About 59 percent of clinicians whose patients had completed treatment successfully and in whom symptoms had resolved followed up by discussing depression with those patients during the succeeding six months. About 47 percent of clinicians caring for patients with depression who were not treated did not monitor them closely. About 55 percent of the time, primary care clinicians did not try to discontinue antidepressant therapy in patients whose depression had resolved after appropriate treatment and who were at low risk for recurrence.

Poor Showing

Treatment guidelines that were followed least often (23 percent to 38 percent of the time) included those pertaining to treatment adjustment in patients who did not respond during the first six months of therapy and those that involved managing suicidality, comorbid conditions and depression in elderly patients. Only 38 percent of clinicians who had patients who remained depressed at six months adjusted treatment. Only 26 percent of clinicians caring for elderly depressed patients ensured that those patients completed a minimal course of appropriate treatment.

The study researchers included three indicators for suicidality management, and on all three, clinicians participating in the study were found lacking. Only 24 percent of clinicians assessed suicidality, 26 percent treated suicidal patients with appropriate medications or psychotherapy, and 36 percent ensured patients with suicidal ideation received consultation with mental health specialists. Of 144 patients who had made a previous suicide attempt or who had some indication of a suicide plan, only 51 (35 percent) saw any mental health specialist during the succeeding six months.
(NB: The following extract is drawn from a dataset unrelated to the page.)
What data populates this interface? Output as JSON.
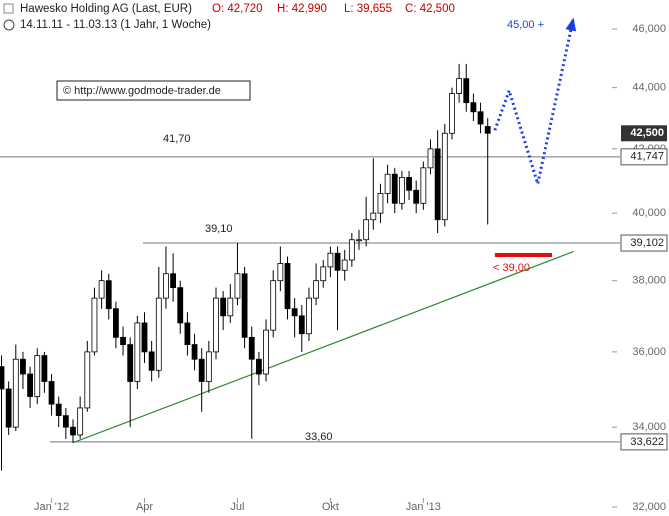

In addition, only 23 percent of clinicians assessed alcohol use in patients with depression, and only 30 percent of clinicians recommended consultation with a mental health specialist for patients who had panic episodes or who abused alcohol and remained depressed at six months.

Do Guidelines Help?

To determine whether compliance with guidelines actually helps patients who experience depression, the researchers interviewed those patients who said they received either higher or lower quality care from their primary care clinicians. Among patients with average or poor prognoses (i.e., patients with an elevated risk for persistent depression), those who said they received higher quality of depression care reported decreasing depressive symptoms. Rates of persistent depression were higher among patients who received the lowest quality care, compared with those who received the highest quality care.